Faute à la génétique ou bien au facteur « pas de chance » ?
Alors comment faire face et supporter le quotidien, lorsque deux de nos enfants sont dans l'incapacité « d'être comme les autres », de partager, de grandir, de faire des études, de se
marier et d'avoir à leur tour des enfants. Il est du reste impossible de transmettre un héritage culturel et autres.
Triste constat que ce père de famille aimant nous fait là.
Dès le début il nous parle de son état d'esprit, ses regrets, ses remords, sa culpabilité dans la
procréation, mais aussi du regard des autres, tantôt compatissant, parfois cruel et mesquin, hypocrite et culpabilisant. Il nous raconte la réalité du handicap au quotidien et de comment les
autres, réagissent face à cette dernière.
Comment endurer cela, puisqu'il sent bien qu'il ne peut pas rendre ses enfants heureux. Alors il s'aide mentalement en se moquant de lui même et de la situation; la moquerie devient alors sa
soupape de sécurité et il s'en excuse auprès de ses enfants en disant lui même que se moquer « ça n'empêche pas les sentiments ».
La mort de son premier enfant n'est pas vécu comme un soulagement mais plutôt comme une triste observation de savoir qu'il est décédé sans avoir vécu sa vie d'enfant comme les autres...

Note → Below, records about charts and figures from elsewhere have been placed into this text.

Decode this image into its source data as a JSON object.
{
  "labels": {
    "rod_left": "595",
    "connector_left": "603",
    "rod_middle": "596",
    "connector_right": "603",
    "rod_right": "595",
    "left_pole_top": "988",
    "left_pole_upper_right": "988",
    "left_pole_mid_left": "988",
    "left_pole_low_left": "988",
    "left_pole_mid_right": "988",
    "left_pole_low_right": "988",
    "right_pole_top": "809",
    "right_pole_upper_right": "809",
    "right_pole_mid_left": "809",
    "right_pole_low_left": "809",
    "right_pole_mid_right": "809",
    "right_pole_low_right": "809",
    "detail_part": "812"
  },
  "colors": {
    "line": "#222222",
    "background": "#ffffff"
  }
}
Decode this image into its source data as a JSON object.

Mais il se surprend à imaginer, un matin, se lever et voir ses deux enfants « normaux », et avoir avec eux des conversations normales, de tous les jours, faite de projets, d'envies
diverses, de musique, de cinéma...
Jean-Louis Fournier essaie de donner une définition du handicap en s'aidant de ses ressentis; mais il ne parviendra qu'à dénoncer celui-ci comme une énorme différence vis à vis de la
normalité...mais qu'est ce que la normalité ? Où commence t-elle, où s'arrête t-elle ? Où se situe la moyenne ?. L'auteur est très juste dans ses propos. Très percutant .

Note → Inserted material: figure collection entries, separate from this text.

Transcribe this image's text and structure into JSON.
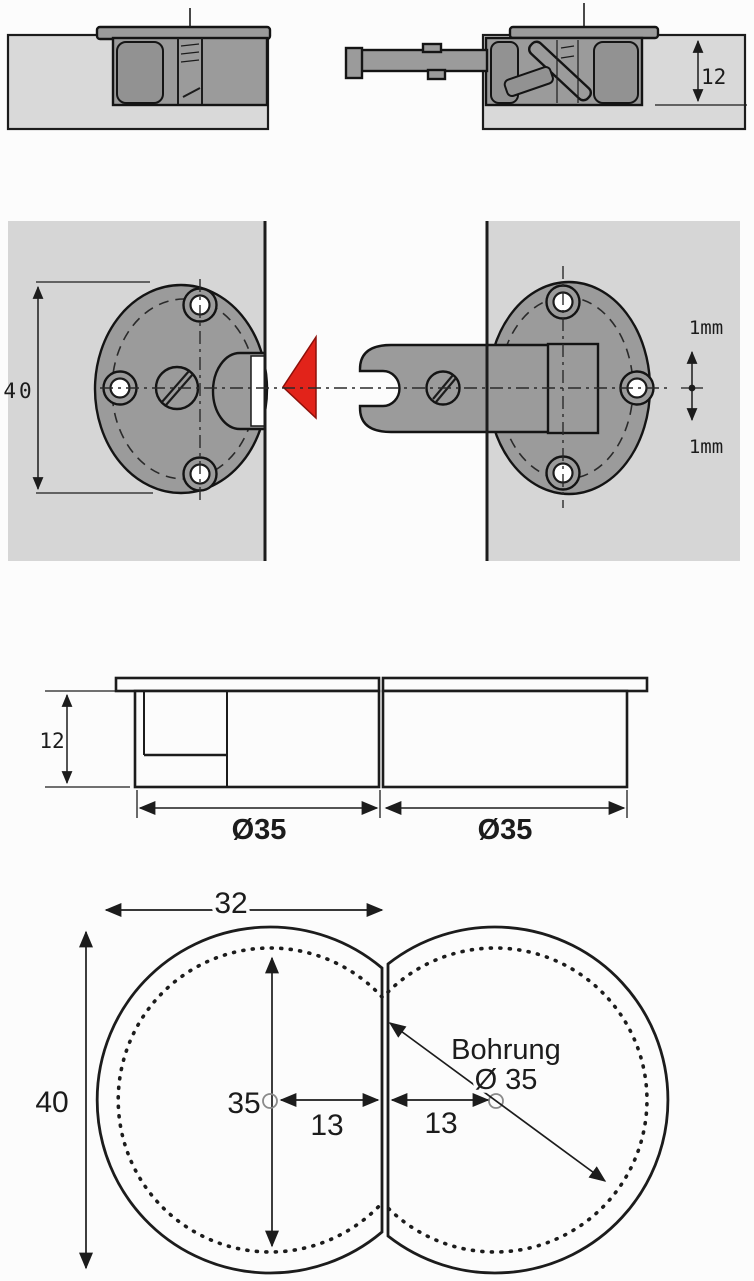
{
  "drawing": {
    "type": "furniture-fitting technical drawing",
    "colors": {
      "panel_light_gray": "#d6d6d6",
      "fitting_gray": "#9b9b9b",
      "line": "#1c1c1c",
      "accent_red": "#e2231a",
      "background": "#fcfcfc"
    },
    "top_view": {
      "depth_dim": "12"
    },
    "front_view": {
      "height_dim": "40",
      "adjust_top": "1mm",
      "adjust_bottom": "1mm"
    },
    "side_view": {
      "depth_dim": "12",
      "left_dia": "Ø35",
      "right_dia": "Ø35"
    },
    "plan_view": {
      "width_dim": "32",
      "height_dim": "40",
      "bore_dim": "35",
      "left_offset": "13",
      "right_offset": "13",
      "bore_label_line1": "Bohrung",
      "bore_label_line2": "Ø 35"
    }
  }
}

Ce roman est fort en émotion, en tendresse et en tristesse mais aussi en humour parfois noir;
souvent le ton est cynique, grinçant, tranchant.

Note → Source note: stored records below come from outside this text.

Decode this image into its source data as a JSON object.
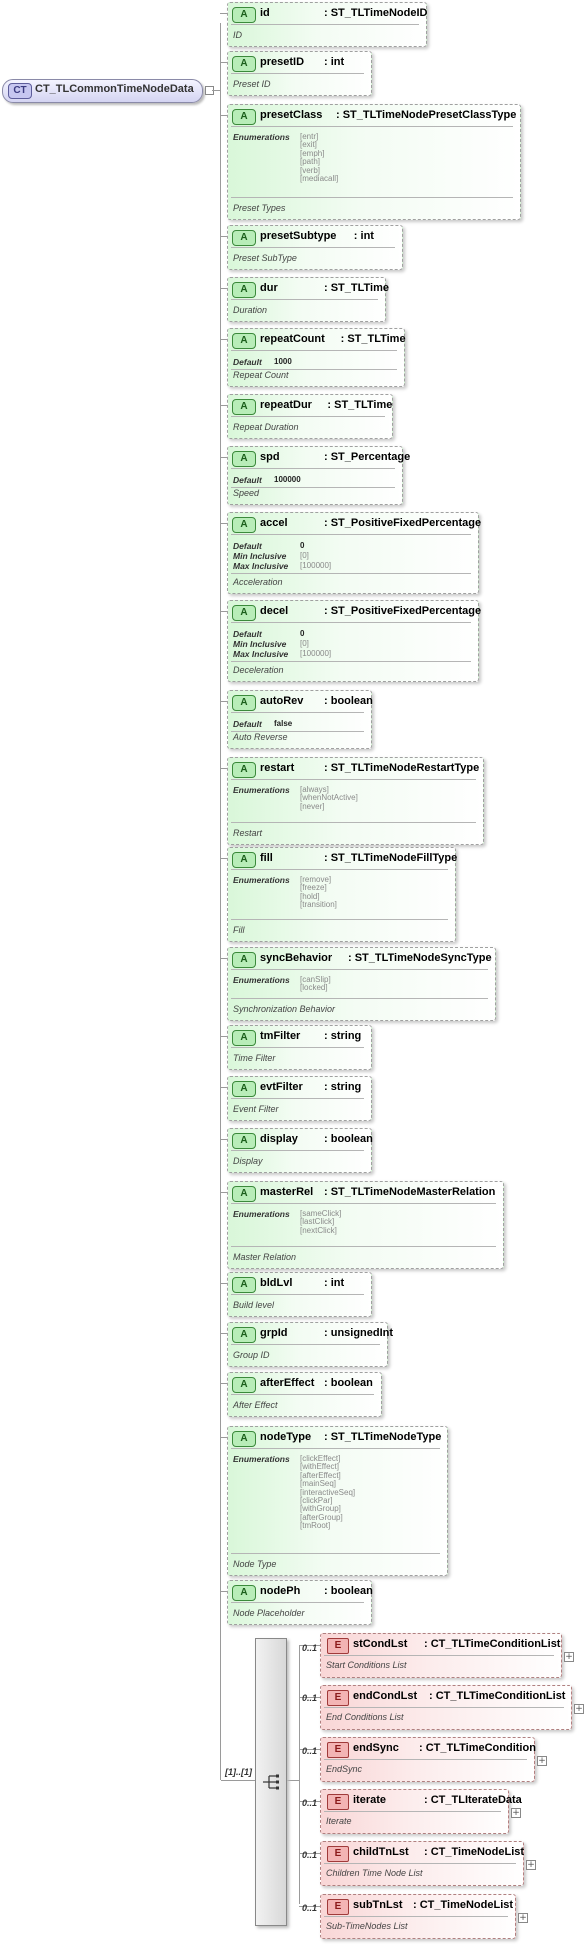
{
  "root": {
    "badge": "CT",
    "name": "CT_TLCommonTimeNodeData"
  },
  "attribute_badge": "A",
  "element_badge": "E",
  "labels": {
    "enumerations": "Enumerations",
    "default": "Default",
    "min_inclusive": "Min Inclusive",
    "max_inclusive": "Max Inclusive"
  },
  "attributes": [
    {
      "name": "id",
      "type": ": ST_TLTimeNodeID",
      "doc": "ID"
    },
    {
      "name": "presetID",
      "type": ": int",
      "doc": "Preset ID"
    },
    {
      "name": "presetClass",
      "type": ": ST_TLTimeNodePresetClassType",
      "enumerations": [
        "[entr]",
        "[exit]",
        "[emph]",
        "[path]",
        "[verb]",
        "[mediacall]"
      ],
      "doc": "Preset Types"
    },
    {
      "name": "presetSubtype",
      "type": ": int",
      "doc": "Preset SubType"
    },
    {
      "name": "dur",
      "type": ": ST_TLTime",
      "doc": "Duration"
    },
    {
      "name": "repeatCount",
      "type": ": ST_TLTime",
      "default": "1000",
      "doc": "Repeat Count"
    },
    {
      "name": "repeatDur",
      "type": ": ST_TLTime",
      "doc": "Repeat Duration"
    },
    {
      "name": "spd",
      "type": ": ST_Percentage",
      "default": "100000",
      "doc": "Speed"
    },
    {
      "name": "accel",
      "type": ": ST_PositiveFixedPercentage",
      "default": "0",
      "min_inclusive": "[0]",
      "max_inclusive": "[100000]",
      "doc": "Acceleration"
    },
    {
      "name": "decel",
      "type": ": ST_PositiveFixedPercentage",
      "default": "0",
      "min_inclusive": "[0]",
      "max_inclusive": "[100000]",
      "doc": "Deceleration"
    },
    {
      "name": "autoRev",
      "type": ": boolean",
      "default": "false",
      "doc": "Auto Reverse"
    },
    {
      "name": "restart",
      "type": ": ST_TLTimeNodeRestartType",
      "enumerations": [
        "[always]",
        "[whenNotActive]",
        "[never]"
      ],
      "doc": "Restart"
    },
    {
      "name": "fill",
      "type": ": ST_TLTimeNodeFillType",
      "enumerations": [
        "[remove]",
        "[freeze]",
        "[hold]",
        "[transition]"
      ],
      "doc": "Fill"
    },
    {
      "name": "syncBehavior",
      "type": ": ST_TLTimeNodeSyncType",
      "enumerations": [
        "[canSlip]",
        "[locked]"
      ],
      "doc": "Synchronization Behavior"
    },
    {
      "name": "tmFilter",
      "type": ": string",
      "doc": "Time Filter"
    },
    {
      "name": "evtFilter",
      "type": ": string",
      "doc": "Event Filter"
    },
    {
      "name": "display",
      "type": ": boolean",
      "doc": "Display"
    },
    {
      "name": "masterRel",
      "type": ": ST_TLTimeNodeMasterRelation",
      "enumerations": [
        "[sameClick]",
        "[lastClick]",
        "[nextClick]"
      ],
      "doc": "Master Relation"
    },
    {
      "name": "bldLvl",
      "type": ": int",
      "doc": "Build level"
    },
    {
      "name": "grpId",
      "type": ": unsignedInt",
      "doc": "Group ID"
    },
    {
      "name": "afterEffect",
      "type": ": boolean",
      "doc": "After Effect"
    },
    {
      "name": "nodeType",
      "type": ": ST_TLTimeNodeType",
      "enumerations": [
        "[clickEffect]",
        "[withEffect]",
        "[afterEffect]",
        "[mainSeq]",
        "[interactiveSeq]",
        "[clickPar]",
        "[withGroup]",
        "[afterGroup]",
        "[tmRoot]"
      ],
      "doc": "Node Type"
    },
    {
      "name": "nodePh",
      "type": ": boolean",
      "doc": "Node Placeholder"
    }
  ],
  "sequence": {
    "cardinality": "[1]..[1]"
  },
  "elements": [
    {
      "cardinality": "0..1",
      "name": "stCondLst",
      "type": ": CT_TLTimeConditionList",
      "doc": "Start Conditions List"
    },
    {
      "cardinality": "0..1",
      "name": "endCondLst",
      "type": ": CT_TLTimeConditionList",
      "doc": "End Conditions List"
    },
    {
      "cardinality": "0..1",
      "name": "endSync",
      "type": ": CT_TLTimeCondition",
      "doc": "EndSync"
    },
    {
      "cardinality": "0..1",
      "name": "iterate",
      "type": ": CT_TLIterateData",
      "doc": "Iterate"
    },
    {
      "cardinality": "0..1",
      "name": "childTnLst",
      "type": ": CT_TimeNodeList",
      "doc": "Children Time Node List"
    },
    {
      "cardinality": "0..1",
      "name": "subTnLst",
      "type": ": CT_TimeNodeList",
      "doc": "Sub-TimeNodes List"
    }
  ]
}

Il démystifie sa souffrance (ses maux) , il l'évacue à sa façon, avec des mots...Les lecteurs perçoivent la rage qu'il se porte mais aussi la douceur et l'amour qu'il voue à ses
enfants.
Il tourne en dérision ses pensées : qu'aurais-je manqué si vous, mes enfants étiez comme les
autres: des problèmes scolaires, des soucis à l'adolescence, avec ses crises; ainsi il liste les inconvénients de l'éducation normale des enfants...mais il regrette aussi tout ce que ses enfants
auraient pu faire s'ils n'étaient pas handicapés : aller à l'école, avoir des récompenses, ressentir la nature, et la joie de partager.
Il se met à rêver des jours non vécus, des jours qui auraient pu avoir lieu si ses enfants n'auraient pas eu seulement « de la paille dans la tête » et un corps qui tient
« debout ».
Ce roman est fort émouvant et très bien écrit; les lecteurs touchent du doigt le rôle du parent qui a des enfants déficients, différents.
Avec de courts chapitres, des mots simples mais avec courage et pudeur, l'auteur se livre pour laisser une trace de ses enfants que bien souvent d'autres cachent par honte du qu'en dira-t-on
.
Il nous apprend ainsi la tolérance et le respect d'accepter et de faire accepter par le corps enseignant et même par la société, les personnes lourdement handicapées.
Ce livre est un témoignage fort, d'amour et de lutte, d'un père qui souffre, et qui préfère sourire de la situation, sûrement pour ne pas pleurer de douleur et de culpabilité. Il évacue ainsi sa
peine.
Des jeux de mots viennent compléter le récit, ses enfants ne jouent pas comme des enfants de leur âge; lui a perdu au jeu de la loterie génétique.
Un livre qui devrait être lus par tous, parents d'enfants dits normaux et parents d'enfants handicapés.
Une belle leçon de vie et parfois même de courage. Il nous sensibilise consciemment sur la place que nous accordons à la « différence » et au handicap lourd.
Je recommande vivement la lecture de ce livre.